Aksigorta is an insurance company in Turkey, belonging to Sabancı Holding in partnership with Belgian insurer Ageas, an international insurance company with more than 180 years experience in the sector. Ageas has acquired a 31% stake in Aksigorta, paying USD 220 million for shares previously owned by Sabancı Holding. As a result of this acquisition, Ageas and Sabancı Holding now have equal control of the company.

Area of activity 
Founded in 1960 in the cities of Adana and Istanbul to serve companies within the Sabancı Group, Aksigorta is today one of Turkey's leading insurance companies.

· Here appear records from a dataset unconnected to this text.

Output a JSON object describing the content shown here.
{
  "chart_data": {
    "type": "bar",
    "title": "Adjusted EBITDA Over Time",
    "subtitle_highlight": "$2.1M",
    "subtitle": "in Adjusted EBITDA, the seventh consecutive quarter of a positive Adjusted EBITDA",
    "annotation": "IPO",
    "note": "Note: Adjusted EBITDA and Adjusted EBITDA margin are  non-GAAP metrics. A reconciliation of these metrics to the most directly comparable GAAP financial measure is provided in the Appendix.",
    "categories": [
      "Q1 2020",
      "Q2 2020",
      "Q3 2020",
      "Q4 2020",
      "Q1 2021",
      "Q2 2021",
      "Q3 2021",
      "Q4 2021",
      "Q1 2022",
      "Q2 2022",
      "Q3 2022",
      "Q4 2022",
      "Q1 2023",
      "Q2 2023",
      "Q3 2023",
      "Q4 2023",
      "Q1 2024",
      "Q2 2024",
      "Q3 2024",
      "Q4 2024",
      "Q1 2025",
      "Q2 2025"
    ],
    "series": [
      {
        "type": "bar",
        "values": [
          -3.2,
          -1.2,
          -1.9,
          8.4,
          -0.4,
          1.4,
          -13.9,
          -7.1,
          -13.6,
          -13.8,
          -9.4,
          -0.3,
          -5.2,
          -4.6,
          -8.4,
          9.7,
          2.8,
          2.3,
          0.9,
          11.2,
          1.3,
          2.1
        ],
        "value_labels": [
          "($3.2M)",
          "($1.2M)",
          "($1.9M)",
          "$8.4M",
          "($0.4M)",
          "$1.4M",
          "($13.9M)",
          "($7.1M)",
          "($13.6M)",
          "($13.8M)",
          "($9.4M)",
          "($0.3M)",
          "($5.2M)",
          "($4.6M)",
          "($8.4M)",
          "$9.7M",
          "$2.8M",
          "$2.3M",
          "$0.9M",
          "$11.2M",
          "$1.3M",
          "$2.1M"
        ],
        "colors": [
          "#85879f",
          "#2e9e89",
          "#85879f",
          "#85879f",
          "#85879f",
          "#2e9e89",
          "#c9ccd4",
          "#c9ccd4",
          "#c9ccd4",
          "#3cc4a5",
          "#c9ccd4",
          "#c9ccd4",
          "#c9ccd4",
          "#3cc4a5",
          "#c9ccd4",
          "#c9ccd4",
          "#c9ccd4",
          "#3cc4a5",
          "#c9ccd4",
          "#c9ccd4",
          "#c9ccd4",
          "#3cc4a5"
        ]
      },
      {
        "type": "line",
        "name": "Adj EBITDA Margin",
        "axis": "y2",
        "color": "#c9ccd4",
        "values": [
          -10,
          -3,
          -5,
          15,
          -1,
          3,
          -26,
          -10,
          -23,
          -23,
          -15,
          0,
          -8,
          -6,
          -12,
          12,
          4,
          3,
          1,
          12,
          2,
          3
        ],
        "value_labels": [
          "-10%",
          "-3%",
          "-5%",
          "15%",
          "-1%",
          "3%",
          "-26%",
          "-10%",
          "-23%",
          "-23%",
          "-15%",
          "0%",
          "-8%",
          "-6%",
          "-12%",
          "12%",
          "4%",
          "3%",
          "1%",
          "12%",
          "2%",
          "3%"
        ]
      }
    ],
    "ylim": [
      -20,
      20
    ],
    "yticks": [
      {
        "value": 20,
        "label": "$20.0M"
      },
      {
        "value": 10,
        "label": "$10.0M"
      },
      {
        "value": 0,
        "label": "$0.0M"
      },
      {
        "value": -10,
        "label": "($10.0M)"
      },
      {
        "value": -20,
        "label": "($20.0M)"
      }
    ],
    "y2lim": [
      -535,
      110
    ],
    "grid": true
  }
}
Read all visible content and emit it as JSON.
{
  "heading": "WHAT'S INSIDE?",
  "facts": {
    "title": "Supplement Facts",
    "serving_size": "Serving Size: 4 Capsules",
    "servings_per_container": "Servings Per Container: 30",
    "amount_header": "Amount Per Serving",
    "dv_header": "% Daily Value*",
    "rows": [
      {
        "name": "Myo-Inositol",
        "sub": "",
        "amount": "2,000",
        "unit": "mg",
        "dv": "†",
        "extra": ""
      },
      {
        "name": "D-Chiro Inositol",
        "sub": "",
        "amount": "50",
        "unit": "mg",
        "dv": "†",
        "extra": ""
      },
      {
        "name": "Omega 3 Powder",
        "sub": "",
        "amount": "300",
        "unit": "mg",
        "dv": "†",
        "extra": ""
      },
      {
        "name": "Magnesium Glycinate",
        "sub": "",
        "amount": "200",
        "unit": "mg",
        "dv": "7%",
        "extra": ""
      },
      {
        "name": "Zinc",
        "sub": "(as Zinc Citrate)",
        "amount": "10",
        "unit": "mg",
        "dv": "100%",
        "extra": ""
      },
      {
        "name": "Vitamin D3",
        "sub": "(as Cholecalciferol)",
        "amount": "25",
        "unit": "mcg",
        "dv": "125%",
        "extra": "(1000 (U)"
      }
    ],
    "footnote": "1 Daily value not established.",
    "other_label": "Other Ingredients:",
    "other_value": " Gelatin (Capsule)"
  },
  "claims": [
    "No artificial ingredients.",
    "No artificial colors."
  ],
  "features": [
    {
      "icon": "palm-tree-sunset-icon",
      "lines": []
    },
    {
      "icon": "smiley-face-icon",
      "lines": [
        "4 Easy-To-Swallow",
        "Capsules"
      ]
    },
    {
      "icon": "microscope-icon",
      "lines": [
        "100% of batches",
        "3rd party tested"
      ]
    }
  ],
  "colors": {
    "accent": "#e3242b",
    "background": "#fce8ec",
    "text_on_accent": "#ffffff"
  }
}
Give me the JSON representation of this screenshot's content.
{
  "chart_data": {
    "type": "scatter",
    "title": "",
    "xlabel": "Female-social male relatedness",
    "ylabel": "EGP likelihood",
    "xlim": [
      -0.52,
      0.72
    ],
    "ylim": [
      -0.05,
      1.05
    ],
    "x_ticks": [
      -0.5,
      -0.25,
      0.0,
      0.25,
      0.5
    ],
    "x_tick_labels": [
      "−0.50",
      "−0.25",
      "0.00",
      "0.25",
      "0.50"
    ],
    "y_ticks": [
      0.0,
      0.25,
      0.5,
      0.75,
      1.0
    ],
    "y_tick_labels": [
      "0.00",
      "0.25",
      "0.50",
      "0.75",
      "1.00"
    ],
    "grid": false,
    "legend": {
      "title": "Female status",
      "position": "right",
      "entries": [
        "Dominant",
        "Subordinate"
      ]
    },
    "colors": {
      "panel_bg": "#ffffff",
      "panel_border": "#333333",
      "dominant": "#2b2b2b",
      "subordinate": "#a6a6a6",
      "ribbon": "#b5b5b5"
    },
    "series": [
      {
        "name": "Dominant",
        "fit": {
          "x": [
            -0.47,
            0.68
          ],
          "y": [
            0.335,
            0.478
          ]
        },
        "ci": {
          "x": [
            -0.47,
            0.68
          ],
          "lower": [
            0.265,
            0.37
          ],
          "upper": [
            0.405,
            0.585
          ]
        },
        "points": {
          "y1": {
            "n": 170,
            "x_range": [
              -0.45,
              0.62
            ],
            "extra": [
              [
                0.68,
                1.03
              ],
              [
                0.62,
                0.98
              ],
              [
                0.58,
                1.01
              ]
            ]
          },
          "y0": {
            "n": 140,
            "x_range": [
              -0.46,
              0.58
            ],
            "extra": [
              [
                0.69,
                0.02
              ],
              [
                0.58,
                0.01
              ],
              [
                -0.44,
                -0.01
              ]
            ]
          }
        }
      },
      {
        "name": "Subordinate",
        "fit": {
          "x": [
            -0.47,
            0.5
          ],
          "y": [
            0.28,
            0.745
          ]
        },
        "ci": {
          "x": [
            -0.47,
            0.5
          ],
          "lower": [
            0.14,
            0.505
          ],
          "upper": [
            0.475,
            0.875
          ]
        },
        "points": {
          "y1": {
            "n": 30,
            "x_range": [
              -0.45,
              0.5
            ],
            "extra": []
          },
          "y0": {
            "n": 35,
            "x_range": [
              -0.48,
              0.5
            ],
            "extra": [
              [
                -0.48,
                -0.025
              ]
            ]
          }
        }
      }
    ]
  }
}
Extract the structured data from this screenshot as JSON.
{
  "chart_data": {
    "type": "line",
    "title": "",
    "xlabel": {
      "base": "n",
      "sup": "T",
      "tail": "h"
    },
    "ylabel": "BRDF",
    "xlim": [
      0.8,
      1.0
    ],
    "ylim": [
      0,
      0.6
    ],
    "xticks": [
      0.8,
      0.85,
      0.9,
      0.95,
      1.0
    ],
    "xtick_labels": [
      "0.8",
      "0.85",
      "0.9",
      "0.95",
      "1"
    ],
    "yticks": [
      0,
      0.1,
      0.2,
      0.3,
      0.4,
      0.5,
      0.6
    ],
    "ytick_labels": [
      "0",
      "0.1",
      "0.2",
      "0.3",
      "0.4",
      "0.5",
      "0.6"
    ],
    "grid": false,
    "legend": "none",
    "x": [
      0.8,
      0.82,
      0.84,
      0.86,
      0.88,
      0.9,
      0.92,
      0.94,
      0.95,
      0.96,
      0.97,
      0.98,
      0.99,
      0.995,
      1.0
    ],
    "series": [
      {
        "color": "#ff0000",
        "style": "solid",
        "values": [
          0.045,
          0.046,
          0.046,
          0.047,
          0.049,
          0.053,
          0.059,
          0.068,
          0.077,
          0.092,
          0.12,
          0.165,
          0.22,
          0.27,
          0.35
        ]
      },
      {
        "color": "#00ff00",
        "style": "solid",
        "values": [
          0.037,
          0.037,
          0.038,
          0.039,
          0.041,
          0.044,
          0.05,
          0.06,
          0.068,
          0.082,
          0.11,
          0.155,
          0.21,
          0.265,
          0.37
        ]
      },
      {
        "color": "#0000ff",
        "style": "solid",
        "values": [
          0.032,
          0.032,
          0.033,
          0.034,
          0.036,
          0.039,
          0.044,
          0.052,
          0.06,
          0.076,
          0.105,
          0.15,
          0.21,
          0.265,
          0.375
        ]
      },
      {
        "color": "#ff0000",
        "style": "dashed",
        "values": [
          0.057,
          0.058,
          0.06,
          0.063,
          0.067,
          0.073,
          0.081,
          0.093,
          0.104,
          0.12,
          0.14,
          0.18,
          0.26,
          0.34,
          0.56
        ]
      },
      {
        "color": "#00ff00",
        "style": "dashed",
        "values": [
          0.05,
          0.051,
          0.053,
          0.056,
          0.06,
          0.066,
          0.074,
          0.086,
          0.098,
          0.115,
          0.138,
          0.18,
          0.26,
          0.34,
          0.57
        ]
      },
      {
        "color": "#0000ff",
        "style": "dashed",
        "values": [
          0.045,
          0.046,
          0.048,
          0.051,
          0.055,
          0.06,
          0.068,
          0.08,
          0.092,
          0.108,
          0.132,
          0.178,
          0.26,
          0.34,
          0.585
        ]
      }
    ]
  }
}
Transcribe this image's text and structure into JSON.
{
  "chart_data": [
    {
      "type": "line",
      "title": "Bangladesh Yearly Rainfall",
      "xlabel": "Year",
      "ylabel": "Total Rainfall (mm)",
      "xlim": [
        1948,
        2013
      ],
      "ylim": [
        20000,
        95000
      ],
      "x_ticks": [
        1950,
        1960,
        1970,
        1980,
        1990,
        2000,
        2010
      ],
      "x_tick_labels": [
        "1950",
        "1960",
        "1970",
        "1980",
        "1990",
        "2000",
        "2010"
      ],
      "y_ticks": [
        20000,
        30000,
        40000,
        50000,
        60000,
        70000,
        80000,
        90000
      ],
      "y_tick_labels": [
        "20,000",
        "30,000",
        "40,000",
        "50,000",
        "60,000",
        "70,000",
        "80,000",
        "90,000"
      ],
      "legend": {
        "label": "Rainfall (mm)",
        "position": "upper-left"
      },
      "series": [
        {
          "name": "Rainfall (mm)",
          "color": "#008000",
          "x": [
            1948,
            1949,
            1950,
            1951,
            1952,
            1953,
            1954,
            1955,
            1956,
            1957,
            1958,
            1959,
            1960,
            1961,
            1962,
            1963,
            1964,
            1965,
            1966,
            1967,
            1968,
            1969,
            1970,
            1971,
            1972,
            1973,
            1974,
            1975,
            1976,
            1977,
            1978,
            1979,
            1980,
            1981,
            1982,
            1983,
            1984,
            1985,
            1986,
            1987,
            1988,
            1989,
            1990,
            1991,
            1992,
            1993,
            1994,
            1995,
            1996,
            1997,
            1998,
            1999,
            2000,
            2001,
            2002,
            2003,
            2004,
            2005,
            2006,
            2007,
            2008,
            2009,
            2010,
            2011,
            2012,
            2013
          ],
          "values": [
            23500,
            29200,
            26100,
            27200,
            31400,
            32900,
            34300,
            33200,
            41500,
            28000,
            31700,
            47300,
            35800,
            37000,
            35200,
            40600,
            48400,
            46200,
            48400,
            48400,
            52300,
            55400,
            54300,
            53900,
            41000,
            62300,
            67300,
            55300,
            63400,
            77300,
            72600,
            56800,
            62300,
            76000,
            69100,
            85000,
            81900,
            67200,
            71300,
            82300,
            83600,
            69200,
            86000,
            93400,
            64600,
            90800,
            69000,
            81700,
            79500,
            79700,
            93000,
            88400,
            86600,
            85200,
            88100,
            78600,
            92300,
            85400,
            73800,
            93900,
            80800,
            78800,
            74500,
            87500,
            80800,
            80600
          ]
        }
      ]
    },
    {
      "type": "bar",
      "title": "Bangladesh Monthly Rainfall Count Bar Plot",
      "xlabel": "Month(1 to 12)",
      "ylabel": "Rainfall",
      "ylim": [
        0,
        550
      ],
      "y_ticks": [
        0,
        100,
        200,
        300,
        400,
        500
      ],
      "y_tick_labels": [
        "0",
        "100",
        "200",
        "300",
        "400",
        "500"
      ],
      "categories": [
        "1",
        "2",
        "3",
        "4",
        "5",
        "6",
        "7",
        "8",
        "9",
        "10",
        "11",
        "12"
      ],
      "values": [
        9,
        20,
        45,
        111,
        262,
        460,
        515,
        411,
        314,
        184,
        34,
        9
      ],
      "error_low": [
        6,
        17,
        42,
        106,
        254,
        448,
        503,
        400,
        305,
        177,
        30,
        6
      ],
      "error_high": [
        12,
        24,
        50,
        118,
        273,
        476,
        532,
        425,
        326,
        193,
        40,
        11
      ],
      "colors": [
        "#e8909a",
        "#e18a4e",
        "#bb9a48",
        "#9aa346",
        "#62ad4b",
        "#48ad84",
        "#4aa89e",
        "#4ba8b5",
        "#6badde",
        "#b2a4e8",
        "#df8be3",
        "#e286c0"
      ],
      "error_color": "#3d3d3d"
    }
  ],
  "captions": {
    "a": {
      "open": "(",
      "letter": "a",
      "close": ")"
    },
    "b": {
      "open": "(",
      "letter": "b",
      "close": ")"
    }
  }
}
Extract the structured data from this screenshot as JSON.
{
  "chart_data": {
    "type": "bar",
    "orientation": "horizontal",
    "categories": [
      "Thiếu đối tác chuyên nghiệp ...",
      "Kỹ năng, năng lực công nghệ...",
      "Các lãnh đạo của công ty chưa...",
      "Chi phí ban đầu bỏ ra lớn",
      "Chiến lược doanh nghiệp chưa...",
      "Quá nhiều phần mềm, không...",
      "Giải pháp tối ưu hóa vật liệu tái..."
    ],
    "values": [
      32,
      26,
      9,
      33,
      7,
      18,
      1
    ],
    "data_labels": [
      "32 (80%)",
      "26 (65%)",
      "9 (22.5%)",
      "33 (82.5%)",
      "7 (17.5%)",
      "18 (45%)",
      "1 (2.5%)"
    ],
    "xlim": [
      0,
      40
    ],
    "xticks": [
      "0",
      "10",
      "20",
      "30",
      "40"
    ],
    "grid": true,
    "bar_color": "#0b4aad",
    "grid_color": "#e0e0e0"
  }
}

Aksigorta operates throughout Turkey with 578 employees, 1,500 independent agencies, 30 brokerage houses, the 900 branches of sister company Akbank, and a network of nearly 4,500 contracted institutions.

Board of directors

Social responsibility

The “Risk And Safety” art project
Aksigorta's second biggest social responsibility project Works based on the ‘Risk and Safety’ theme were exhibited at the Kanyon Shopping Mall, Sabancı Center and the Aksigorta Buildings in Beyoğlu and Fındıklı, followed by a tour of various universities in Anatolia.

“Keep Living, Turkey” 
More than 1 million people were educated on protecting against natural disasters through a variety of seminars and training sessions.

Aksigorta Fire and Earthquake Simulation Center 
Established in 1996 in Istanbul to provide children with training to protect themselves from catastrophes like fire and earthquakes, and to raise their awareness of insurance.